Let’s start with the center column, which for my initial search displayed
9 immediate results with images to the left with product information in
the middle and to the right. This column was divided into three rows. The
first offered 20 results for Ultra-portable laptops, displaying the first
three. The second row offered 71 results for mainstream or typical laptops,
again displaying the first three. The third row offered 30 results for desktop
replacement laptops with the top three results displayed.
The column to the right shows product ratings derived from direct-user
reviews and from reviews published in 200-odd sources drawn from the tech-media.
Scoring user and professional reviewer opinions on a scale from 1 – 10
might seem easy, if the reviewers wrote their reviews using a numeric system.
Unfortunately for Holt and Khaitan, they don’t. That necessitated
the creation of a complex algorithm referred to as TotalRank.
TotalRank finds and extracts keywords and phrases used to express an author’s
opinion of specific products and their attributes. These phrases are quoted
on product results pages. They are also assigned a value based on how the
author describes a particular product or product attribute, the stated battery
life of a particular laptop for example. Using a simple scale consisting
of, “Very Negative, Negative, Neutral, Positive, and Very Positive”,
a numeric value is assigned to that phrase in relation to the product. All
ratings for all attributes of a particular product are then mixed, sorted,
weighted and scored to produce the TotalRank score.
Search results are altered and ultimately narrowed using the features found
on the left hand side of the screen. The first is the price range slider
that allows the searcher to sort search results based on the cost of items.
The second is a general attributes box that asks the searcher to specify
product attributes that are of particular importance to them. For example,
I am very concerned with how long the batteries on my laptop can operate
between charges. I am also concerned with reliability and with ergonomics.
By selecting the general attributes I am most interested in, my search is
narrowed considerably.
DontBuyJunk takes the narrowing of search results much further than general
attributes, allowing me the option of telling it exactly what I need in
a laptop. Another feature allows me to choose results that based on: Screen
size, resolution, aspect ratio, processor class, processor speed, installed
memory, wireless attributes, stated battery life, h/d capacity, optical
drive type, USB ports, peripheral connectors, OS, and the manufacturer.
Surprisingly, colour and flavour weren’t options.
Just to remind folks, my birthday is coming up in a few weeks.
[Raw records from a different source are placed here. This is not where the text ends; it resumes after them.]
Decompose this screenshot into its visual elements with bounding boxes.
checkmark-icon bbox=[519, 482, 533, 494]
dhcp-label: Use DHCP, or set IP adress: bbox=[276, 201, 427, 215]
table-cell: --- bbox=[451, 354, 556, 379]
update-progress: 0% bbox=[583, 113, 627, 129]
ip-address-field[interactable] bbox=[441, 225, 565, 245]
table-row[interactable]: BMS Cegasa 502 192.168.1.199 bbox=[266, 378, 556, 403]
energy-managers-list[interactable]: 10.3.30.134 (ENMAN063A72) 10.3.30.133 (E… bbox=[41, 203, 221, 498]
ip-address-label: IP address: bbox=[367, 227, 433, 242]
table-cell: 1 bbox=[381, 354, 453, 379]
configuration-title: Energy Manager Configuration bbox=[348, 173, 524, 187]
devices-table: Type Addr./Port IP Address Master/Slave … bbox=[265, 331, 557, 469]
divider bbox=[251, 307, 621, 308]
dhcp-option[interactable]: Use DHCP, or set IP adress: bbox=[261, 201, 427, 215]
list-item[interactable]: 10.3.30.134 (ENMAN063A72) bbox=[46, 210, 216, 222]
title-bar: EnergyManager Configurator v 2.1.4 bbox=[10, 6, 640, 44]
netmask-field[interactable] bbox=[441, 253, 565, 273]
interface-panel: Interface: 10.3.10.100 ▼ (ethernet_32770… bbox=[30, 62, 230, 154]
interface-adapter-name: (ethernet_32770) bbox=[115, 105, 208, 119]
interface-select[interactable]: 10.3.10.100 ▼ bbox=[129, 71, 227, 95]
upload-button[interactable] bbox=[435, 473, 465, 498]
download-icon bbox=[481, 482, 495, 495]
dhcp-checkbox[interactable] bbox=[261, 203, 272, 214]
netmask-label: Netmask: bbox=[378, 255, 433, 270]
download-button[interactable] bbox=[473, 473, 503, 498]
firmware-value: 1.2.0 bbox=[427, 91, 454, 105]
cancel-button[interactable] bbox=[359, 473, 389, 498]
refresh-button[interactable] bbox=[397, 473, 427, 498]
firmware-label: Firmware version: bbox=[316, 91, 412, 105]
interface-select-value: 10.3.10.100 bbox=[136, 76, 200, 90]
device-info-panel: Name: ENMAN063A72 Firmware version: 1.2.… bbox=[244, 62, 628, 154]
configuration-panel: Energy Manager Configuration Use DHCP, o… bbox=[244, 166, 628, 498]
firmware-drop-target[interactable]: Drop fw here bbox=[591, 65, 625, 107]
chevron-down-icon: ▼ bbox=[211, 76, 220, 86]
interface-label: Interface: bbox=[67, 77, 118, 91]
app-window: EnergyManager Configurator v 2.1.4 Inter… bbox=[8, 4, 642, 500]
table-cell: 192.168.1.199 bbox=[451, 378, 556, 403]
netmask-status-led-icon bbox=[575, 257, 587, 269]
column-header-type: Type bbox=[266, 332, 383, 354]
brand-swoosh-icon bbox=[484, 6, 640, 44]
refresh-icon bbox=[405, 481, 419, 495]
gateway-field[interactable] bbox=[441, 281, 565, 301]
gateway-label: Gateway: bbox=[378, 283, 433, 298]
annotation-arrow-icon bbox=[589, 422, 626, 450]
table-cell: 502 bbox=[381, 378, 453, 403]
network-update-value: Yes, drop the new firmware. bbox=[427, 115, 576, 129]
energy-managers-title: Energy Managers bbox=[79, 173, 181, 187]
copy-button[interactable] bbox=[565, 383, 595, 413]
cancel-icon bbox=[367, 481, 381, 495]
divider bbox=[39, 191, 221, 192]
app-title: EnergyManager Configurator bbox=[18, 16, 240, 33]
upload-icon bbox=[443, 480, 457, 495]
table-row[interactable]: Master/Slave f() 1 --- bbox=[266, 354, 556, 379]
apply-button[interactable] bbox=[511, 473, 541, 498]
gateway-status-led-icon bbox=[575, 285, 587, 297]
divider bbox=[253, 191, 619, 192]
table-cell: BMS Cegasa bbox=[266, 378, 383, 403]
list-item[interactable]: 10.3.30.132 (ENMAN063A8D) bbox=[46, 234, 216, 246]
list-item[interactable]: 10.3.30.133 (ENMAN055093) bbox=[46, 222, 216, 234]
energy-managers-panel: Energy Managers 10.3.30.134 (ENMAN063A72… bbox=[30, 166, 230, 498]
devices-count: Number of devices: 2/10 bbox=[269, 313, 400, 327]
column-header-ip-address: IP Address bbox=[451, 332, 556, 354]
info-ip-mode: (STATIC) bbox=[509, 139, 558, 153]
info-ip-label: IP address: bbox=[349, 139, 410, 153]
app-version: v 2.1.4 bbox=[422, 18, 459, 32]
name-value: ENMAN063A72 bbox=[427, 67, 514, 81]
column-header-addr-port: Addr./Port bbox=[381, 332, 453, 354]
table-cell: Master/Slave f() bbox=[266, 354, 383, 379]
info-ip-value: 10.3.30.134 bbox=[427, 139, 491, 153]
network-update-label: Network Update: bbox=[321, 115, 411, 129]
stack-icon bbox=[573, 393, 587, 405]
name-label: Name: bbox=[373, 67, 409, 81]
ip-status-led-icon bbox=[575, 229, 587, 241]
By using
DontBuyJunk.com, I have found the new laptop I truly need and have conveniently
distributed the search results page the engine produced to family and friends.
That page will be very helpful to them as it lists a great deal of product
information, laid out using five easy to follow tabs.
The first tab shows general product information under four headings The
Good, The Average, The Bad, and Not Sure. Each of these headings shows where
specific attributes of the product might fall. For instance, while the laptop
I found excels in battery life and reliability as noted under The Good heading
but the gaming performance seems to fall under The Bad. The business performance
is Average as is the audio quality. The second tab is labelled specs and
offers highly detailed technical specifications. The third tab displays
user reviews and the fourth displays web reviews. The fifth and final tab
lists a number of places to purchase the product online. Shopping.Com currently
feeds this information.
DontBuyJunk.Com is a better mousetrap. Having built what is arguably the
most complex product comparison engine to date, Holt and Khaitan hope to
see it adopted by electronics consumers who want a simple and quick solution
for finding exactly the right products.